8 year old hates me and my new life, boyfriend etc

Marguerite

Active Member
GOSOX, you're noticing some interesting things. This is an important part of learning to use "Explosive Child". It's important for other reasons too. Write it down in your own notes somewhere (I keep a computer text file/diary thing). Even write down the things you're SURE you'll remember - it's amazing what you don't. Make sure you date it and at some future stage when you check back, you will be pleasantly surprised at how much progress you've all made.

You really don't notice progress as much as you'd like to, because it's gradual.

You are right to avoid confrontation when she is pushing your buttons. If she is trying to upset you, don't reward her. If she is not meaning to upset you, then don't react but instead help her deal with what is upsetting her first, and maybe THEN try to teach her some tact.

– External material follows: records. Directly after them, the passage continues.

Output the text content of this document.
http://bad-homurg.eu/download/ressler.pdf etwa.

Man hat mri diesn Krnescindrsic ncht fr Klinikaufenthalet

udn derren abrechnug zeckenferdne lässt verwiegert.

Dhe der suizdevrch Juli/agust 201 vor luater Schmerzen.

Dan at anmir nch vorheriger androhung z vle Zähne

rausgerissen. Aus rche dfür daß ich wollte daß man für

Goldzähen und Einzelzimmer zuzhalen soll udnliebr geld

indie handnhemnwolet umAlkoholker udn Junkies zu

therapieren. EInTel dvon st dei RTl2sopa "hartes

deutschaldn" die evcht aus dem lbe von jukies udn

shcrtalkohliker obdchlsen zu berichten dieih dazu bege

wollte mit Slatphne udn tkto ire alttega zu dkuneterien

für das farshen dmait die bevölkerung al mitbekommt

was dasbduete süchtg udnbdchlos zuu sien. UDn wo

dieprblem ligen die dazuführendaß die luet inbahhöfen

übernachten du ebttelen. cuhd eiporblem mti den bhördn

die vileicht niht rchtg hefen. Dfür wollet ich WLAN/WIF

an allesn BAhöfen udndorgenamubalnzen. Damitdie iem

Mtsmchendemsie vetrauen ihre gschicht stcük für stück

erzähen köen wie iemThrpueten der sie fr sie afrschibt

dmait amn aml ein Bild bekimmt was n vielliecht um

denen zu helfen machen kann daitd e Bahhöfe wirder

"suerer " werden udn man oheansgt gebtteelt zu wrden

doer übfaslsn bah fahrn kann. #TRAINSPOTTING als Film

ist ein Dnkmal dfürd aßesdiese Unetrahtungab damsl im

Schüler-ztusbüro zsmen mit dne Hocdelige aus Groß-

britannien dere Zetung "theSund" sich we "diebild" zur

We succeed best with difficult child 3 when we say (instead of smacking him down), "Honey, I know you didn't mean to sound tactless, but that was not the best way you could have phrased that. Perhaps a better way to say it would have been..."
The sort of situation we use this in - when he says something like, "I love you, Mum, I don't care that you're fat."
Or he might say to me, after I made a mistake, "What were you thinking? Why were you so stupid?"
He's not meaning to be offensive, he's just dishing out the same comments that have been directed at him by others in a similar situation. So instead of shouting at him for being rude, I just say, "It's not appropriate for you to say things like that to me or any other adult. I understand, but many others would not and would instead get very angry and offended."
It's like we constantly have to pause, and gently correct, as if we are giving him a spelling lesson and pause to correct a word's spelling before we move on with the lesson (which is life, in general). All our existence together is one long lesson.
He values his teachers. He knows he needs help, his aim is to blend in and h knows it's harder for him to do so because of his autism. But he values the help. Sometimes he gets exasperated (because it slows the flow of interactions) and that's when I back off for a while, he's had all the lessons he can handle for now. Or he might be stressed for other reasons - in an environment much more stimulating than usual, for example.

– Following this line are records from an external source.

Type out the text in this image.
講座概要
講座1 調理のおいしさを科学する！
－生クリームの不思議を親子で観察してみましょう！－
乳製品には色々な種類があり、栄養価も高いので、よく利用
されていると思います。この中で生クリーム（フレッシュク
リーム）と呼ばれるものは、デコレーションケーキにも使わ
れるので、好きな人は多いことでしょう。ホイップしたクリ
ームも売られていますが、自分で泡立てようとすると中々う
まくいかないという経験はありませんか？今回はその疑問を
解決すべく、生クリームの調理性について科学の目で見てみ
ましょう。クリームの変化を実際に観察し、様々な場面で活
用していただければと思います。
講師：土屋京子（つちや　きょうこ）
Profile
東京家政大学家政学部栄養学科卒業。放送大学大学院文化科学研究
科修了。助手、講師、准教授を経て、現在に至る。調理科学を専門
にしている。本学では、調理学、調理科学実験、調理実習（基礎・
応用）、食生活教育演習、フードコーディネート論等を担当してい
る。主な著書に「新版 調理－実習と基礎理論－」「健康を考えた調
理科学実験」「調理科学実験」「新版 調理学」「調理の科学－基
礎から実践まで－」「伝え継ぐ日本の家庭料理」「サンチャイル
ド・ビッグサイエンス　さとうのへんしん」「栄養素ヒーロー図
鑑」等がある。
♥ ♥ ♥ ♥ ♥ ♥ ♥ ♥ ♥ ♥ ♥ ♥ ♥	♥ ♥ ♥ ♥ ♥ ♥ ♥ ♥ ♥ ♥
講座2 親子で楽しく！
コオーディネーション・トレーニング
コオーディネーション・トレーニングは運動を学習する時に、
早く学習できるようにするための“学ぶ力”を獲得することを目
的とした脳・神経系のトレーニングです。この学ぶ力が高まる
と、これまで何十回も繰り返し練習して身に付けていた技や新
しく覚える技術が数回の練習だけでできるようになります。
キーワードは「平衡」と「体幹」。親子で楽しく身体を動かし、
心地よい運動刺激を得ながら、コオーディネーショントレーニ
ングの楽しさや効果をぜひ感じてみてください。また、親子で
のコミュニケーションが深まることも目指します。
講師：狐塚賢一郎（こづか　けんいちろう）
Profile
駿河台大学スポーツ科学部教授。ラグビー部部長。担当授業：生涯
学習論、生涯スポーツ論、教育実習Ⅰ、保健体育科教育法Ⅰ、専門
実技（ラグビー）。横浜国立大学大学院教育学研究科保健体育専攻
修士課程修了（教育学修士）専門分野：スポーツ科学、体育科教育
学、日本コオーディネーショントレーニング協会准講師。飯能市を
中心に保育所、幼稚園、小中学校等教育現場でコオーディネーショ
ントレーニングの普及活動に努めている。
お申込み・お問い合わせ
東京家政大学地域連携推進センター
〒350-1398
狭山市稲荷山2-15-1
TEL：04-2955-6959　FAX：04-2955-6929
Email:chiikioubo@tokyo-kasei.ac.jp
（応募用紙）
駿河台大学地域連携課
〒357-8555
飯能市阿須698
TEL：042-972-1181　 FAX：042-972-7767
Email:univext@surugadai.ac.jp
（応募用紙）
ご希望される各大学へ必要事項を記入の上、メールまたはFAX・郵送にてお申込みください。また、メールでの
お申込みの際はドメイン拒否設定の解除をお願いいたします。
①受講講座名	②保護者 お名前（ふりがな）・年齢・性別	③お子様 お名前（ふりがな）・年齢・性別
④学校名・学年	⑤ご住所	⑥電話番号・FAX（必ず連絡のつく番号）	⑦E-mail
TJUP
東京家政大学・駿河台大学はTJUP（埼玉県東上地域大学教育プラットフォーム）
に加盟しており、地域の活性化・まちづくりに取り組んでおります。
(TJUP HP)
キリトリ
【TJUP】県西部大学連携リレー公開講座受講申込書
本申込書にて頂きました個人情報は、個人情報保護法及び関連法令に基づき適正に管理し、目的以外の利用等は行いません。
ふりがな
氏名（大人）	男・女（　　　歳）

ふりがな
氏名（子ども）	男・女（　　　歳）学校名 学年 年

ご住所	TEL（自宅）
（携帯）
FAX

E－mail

difficult child 3 & I adapt to each other. I constantly modify how much or how little I will correct him, based on my perception of the moment on what I feel he can handle. If he's had all he can take, no further correction is going to be productive. Correction which results in an explosion is counter-productive. So I often try to reduce his stress level where I can without undermining my authority. We might be in the city, for example - a stressful place for him. We might have an hour before our train leaves, and he wants an ice cream. rather than make him wait (because he will begin to nag, and I don't want to reward bad behaviour) I will often buy him one (and myself one too) then we will find a quiet place to sit for a few minutes and relax, eating an ice cream. With his stress level lowered a bit, I can push him a little more in other ways if I need to, and get away with it.

It balances out.

Things will be different to this with your daughter, I only use this as an example of how you need to always be in touch with how she is feeling and thinking, so you can maximise benefit and reduce confrontation. The end result - it's not spoiling, because the child is learning to modify bad behaviour, but the child is also learning that you are working with her to help her control her impulsivity and her temper.

She was honest with you about her feelings. That was brave of her, and a really good thing (even if it hurts to hear her say that she prefers to be in the home she grew up in). You could even give her a hug and say, "I miss it too, but I feel I need to be out of there, for reasons that are just between me and your father. I want to make a new home for us, but I also want you to feel free to be with your father too, when you feel you need to be." Let her know that you understand life hasn't been fair for her. She's too young to understand your reasons, she just has to accept that you made your choice for reasons that were important to you, and it wouldn't be good for her to have a mother who is afraid, unhappy and too stressed to be able to be as good a mother as you feel she deserves.

There will be setbacks. Progress isn't smooth. But this is a wonderful start for you, and right on the holiday season, too.

Just don't let guilt get at you in any way. Just keep moving on and keep trying to not react when she tries to push your buttons (or even pushes them accidentally). Develop a hide like a rhino, and love her unconditionally.

Sounds really good, so far.

Marg
 

GOSOX

New Member
Thanks again so much everyone.
We got back from the pediatrician just now.
She went in alone for about 20 minutes.
Then he called in my son and the x and I.
Tells us she denies usuing vulgarity ( yeah of course! she is no dummy!)
Then tells me that she LIKes going to BOTH of our houses and wants to continue to do so and not change a thing.
He states that he would indeed like her to see Bonnie as well. ( she is ALL for kids.. her book " when your kids push your buttons" is hers and I see her... and he thinks that the X should see her as well! ( alone)
Agrees that if H is having a hard time at one of our homes that we should BOTH be seeing someone and support her in seeing somone as well.
Phew.. I was nervous.
More later..
I am relieved.. although I had Occupational Therapist (OT) trick her into going there at all.
She flipped in the parking lot but did go in.